Robust and Risk-Averse Accelerated Gradient Methods

Abstract:

In the context of first-order algorithms subject to random gradient noise, we study the trade-offs between the convergence rate (which quantifies how fast the initial conditions are forgotten) and the "risk" of suboptimality, i.e., deviations from the expected suboptimality. We focus on a general class of momentum methods (GMM) that recover popular methods such as gradient descent (GD), accelerated gradient descent (AGD), and the heavy-ball (HB) method as special cases depending on the choice of GMM parameters. We use well-known risk measures "entropic risk" and "entropic value at risk" to quantify the risk of suboptimality. For strongly convex smooth minimization, we first obtain new convergence rate results for GMM with a unified theory that applies to both AGD and HB, improving some of the existing results for HB. We then provide explicit bounds on the entropic risk and entropic value at risk of suboptimality at a given iterate which also provides explicit bounds on the probability that the suboptimality exceeds a given threshold based on Chernoff's inequality. Our results unveil fundamental trade-offs between the convergence rate and the risk of suboptimality and result in Heisenberg-style uncertainty principles. We then plug the entropic risk and convergence rate estimates we obtained in a computationally tractable optimization framework and propose entropic risk-averse GMM (RA-GMM) and entropic risk-averse AGD (RA-AGD) methods that can select the GMM parameters to systematically trade-off the entropic value at risk with the convergence rate. We show that RA-AGD and RA-GMM improve performance on quadratic optimization and logistic regression problems compared to the standard choice of parameters. To our knowledge, our work is the first to resort to coherent measures to design the parameters of momentum methods systematically. We will then discuss how these ideas can be leveraged to develop efficient algorithms for non-convex optimization and min-max optimization problems, including those arising in distributionally robust stochastic optimization..

Bio:

Mert Gurbuzbalaban is an associate professor at Rutgers University. Previously, he was an assistant professor at Rutgers University and a postdoctoral associate at the Laboratory for Information and Decision Systems (LIDS) at MIT. He is broadly interested in optimization and computational science driven by applications in network science and data science. He received his B.Sc. degrees in Electrical Engineering and Mathematics as a valedictorian from Bogazici University, Istanbul, Turkey, the “Diplôme d’ingénieur” degree from École Polytechnique, France, and the M.S. and Ph.D. degrees in Mathematics from the Courant Institute of Mathematical Sciences, New York University.
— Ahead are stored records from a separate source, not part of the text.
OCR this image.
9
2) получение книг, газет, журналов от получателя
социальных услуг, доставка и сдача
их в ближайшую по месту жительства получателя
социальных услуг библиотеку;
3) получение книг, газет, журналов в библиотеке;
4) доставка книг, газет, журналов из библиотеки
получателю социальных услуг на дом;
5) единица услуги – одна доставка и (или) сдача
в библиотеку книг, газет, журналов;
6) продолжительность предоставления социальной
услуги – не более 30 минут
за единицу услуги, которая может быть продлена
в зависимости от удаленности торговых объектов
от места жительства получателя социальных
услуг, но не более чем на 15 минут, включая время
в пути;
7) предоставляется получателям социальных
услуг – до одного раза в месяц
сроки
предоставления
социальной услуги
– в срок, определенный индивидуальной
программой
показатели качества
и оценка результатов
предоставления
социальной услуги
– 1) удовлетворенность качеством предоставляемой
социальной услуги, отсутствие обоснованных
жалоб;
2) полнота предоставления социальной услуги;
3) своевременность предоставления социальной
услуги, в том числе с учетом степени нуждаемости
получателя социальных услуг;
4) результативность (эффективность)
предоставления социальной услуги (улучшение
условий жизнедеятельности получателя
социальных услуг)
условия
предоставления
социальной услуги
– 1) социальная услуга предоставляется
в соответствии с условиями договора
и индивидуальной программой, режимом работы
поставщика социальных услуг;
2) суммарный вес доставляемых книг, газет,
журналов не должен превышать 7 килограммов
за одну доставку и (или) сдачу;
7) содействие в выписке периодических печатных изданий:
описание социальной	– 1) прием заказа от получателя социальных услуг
Dr. Gurbuzbalaban is a recipient of the Dean's Research Award, Dean's Young Research Award and Dean's Summer Fellowship Award at the Rutgers Business School and a co-recipient of the Honorable Mention for the Best Paper Award at the International Conference in Machine Learning (ICML 2019). He also received the Kurt Friedrichs Prize (given by the Courant Institute of New York University for an outstanding thesis) in 2013, Bronze Medal in the École Polytechnique Scientific Project Competition in 2006,  the Nadir Orhan Bengisu Award (given by the electrical-electronics engineering department of Bogazici University to the best graduating undergraduate student) in 2005 and the Bulent Kerim Altay Award from the Electrical-Electronics Engineering Department of Middle East Technical University in 2001. He served as a special issue editor for the Probability in the Engineering and Informational Sciences journal, as a member of the Informs Nicholson Prize Committee in 2021 and as a track chair in Operations Research for the Institute of Industrial and Systems Engineering (IISE) Conference in 2019.